Wasserman traces how Special Beat Service quietly seeped into the DNA of countless American bands, particularly within the emerging indie rock and alternative scenes of the late ’80s and ’90s. Through interviews with artists like Eddie Vedder and Adam Duritz, he shows how the English Beat’s hybrid sound helped shape what would later be called “alternative,” long before the genre had a name. These moments are never forced or exaggerated. They are presented with humility, allowing readers to draw their own conclusions about the band’s cultural significance. Another remarkable quality of Soul Salvation is its emotional honesty. Wasserman does not shy away from the bittersweetness of memory, or the passing of time. His tribute to the late Ranking Roger, for example, is deeply moving, offering both admiration and grief. There is a sense throughout the book that this story matters not only because of the music, but because of the people who made it, and the people who listened, danced, cried, and grew up with it. The layout and design of the book also deserve mention. DiWulf Publishing has given Wasserman’s words a clean, inviting platform. The structure flows naturally, with clear chapter breaks, contextual footnotes, and a steady rhythm that mirrors the music it honors. Readers can move through it linearly or jump around, either way, the experience remains rich and rewarding.
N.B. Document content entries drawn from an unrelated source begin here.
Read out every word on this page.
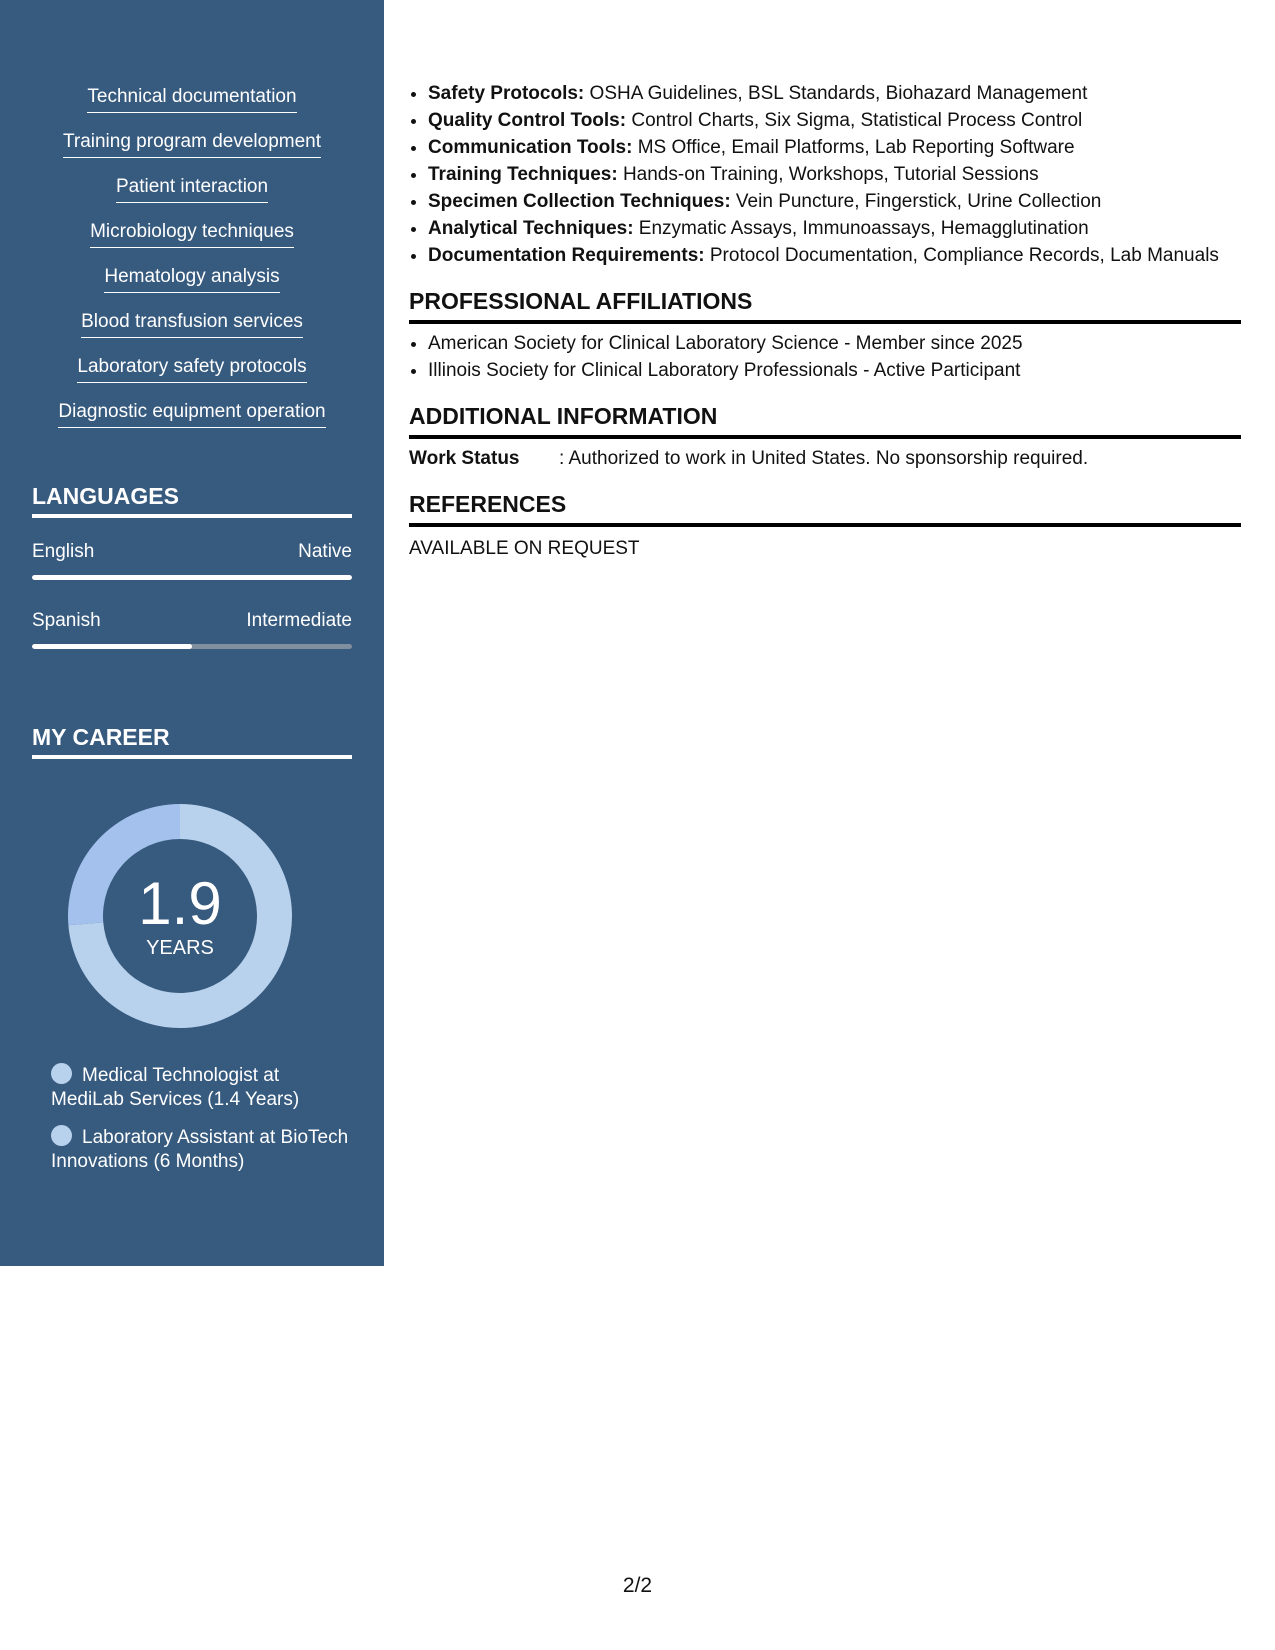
Technical documentation
Training program development
Patient interaction
Microbiology techniques
Hematology analysis
Blood transfusion services
Laboratory safety protocols
Diagnostic equipment operation
LANGUAGES
English	Native
Spanish	Intermediate
MY CAREER
1.9
YEARS
Medical Technologist at MediLab Services (1.4 Years)
Laboratory Assistant at BioTech Innovations (6 Months)
• Safety Protocols: OSHA Guidelines, BSL Standards, Biohazard Management
• Quality Control Tools: Control Charts, Six Sigma, Statistical Process Control
• Communication Tools: MS Office, Email Platforms, Lab Reporting Software
• Training Techniques: Hands-on Training, Workshops, Tutorial Sessions
• Specimen Collection Techniques: Vein Puncture, Fingerstick, Urine Collection
• Analytical Techniques: Enzymatic Assays, Immunoassays, Hemagglutination
• Documentation Requirements: Protocol Documentation, Compliance Records, Lab Manuals
PROFESSIONAL AFFILIATIONS
• American Society for Clinical Laboratory Science - Member since 2025
• Illinois Society for Clinical Laboratory Professionals - Active Participant
ADDITIONAL INFORMATION
Work Status	: Authorized to work in United States. No sponsorship required.
REFERENCES
AVAILABLE ON REQUEST
2/2
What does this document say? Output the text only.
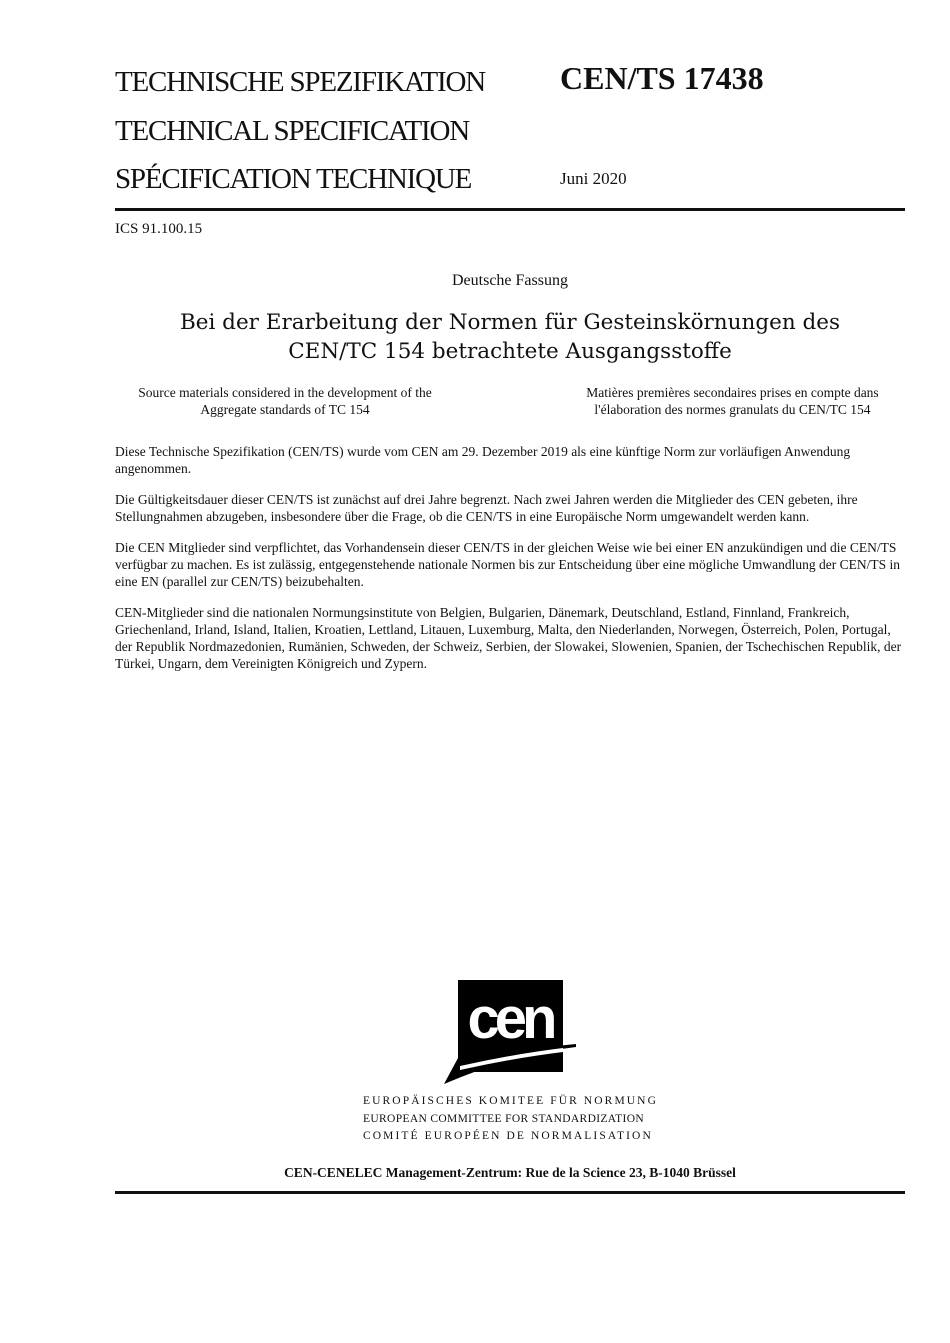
TECHNISCHE SPEZIFIKATION
TECHNICAL SPECIFICATION
SPÉCIFICATION TECHNIQUE
CEN/TS 17438
Juni 2020
ICS 91.100.15
Deutsche Fassung
Bei der Erarbeitung der Normen für Gesteinskörnungen des
CEN/TC 154 betrachtete Ausgangsstoffe
Source materials considered in the development of the
Aggregate standards of TC 154
Matières premières secondaires prises en compte dans
l'élaboration des normes granulats du CEN/TC 154

Diese Technische Spezifikation (CEN/TS) wurde vom CEN am 29. Dezember 2019 als eine künftige Norm zur vorläufigen Anwendung angenommen.

Die Gültigkeitsdauer dieser CEN/TS ist zunächst auf drei Jahre begrenzt. Nach zwei Jahren werden die Mitglieder des CEN gebeten, ihre Stellungnahmen abzugeben, insbesondere über die Frage, ob die CEN/TS in eine Europäische Norm umgewandelt werden kann.

Die CEN Mitglieder sind verpflichtet, das Vorhandensein dieser CEN/TS in der gleichen Weise wie bei einer EN anzukündigen und die CEN/TS verfügbar zu machen. Es ist zulässig, entgegenstehende nationale Normen bis zur Entscheidung über eine mögliche Umwandlung der CEN/TS in eine EN (parallel zur CEN/TS) beizubehalten.

CEN-Mitglieder sind die nationalen Normungsinstitute von Belgien, Bulgarien, Dänemark, Deutschland, Estland, Finnland, Frankreich, Griechenland, Irland, Island, Italien, Kroatien, Lettland, Litauen, Luxemburg, Malta, den Niederlanden, Norwegen, Österreich, Polen, Portugal, der Republik Nordmazedonien, Rumänien, Schweden, der Schweiz, Serbien, der Slowakei, Slowenien, Spanien, der Tschechischen Republik, der Türkei, Ungarn, dem Vereinigten Königreich und Zypern.

cen
EUROPÄISCHES KOMITEE FÜR NORMUNG
EUROPEAN COMMITTEE FOR STANDARDIZATION
COMITÉ EUROPÉEN DE NORMALISATION
CEN-CENELEC Management-Zentrum: Rue de la Science 23, B-1040 Brüssel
Soul Salvation: A Gen X Love Letter to The English Beat is detailed without being dry, personal without being preachy, and deeply passionate without veering into fandom. Marc Wasserman has achieved something rare, a book that documents history while telling a deeply human story. It speaks not only to fans of the English Beat, but to anyone who has ever fallen in love with a band and found themselves transformed by it. Wasserman has written a book about salvation, not in the religious sense, but in the way that art can save a life, a soul, or even a generation. In doing so, he has given the English Beat the legacy they deserve and reminded us why we turn to music in the first place. Required reading, not just for fans of ska, new wave, or 1980s music, but for anyone who has ever found hope in a melody, or identity in a song. The book is available in the UK and Europe via Earth Island Books.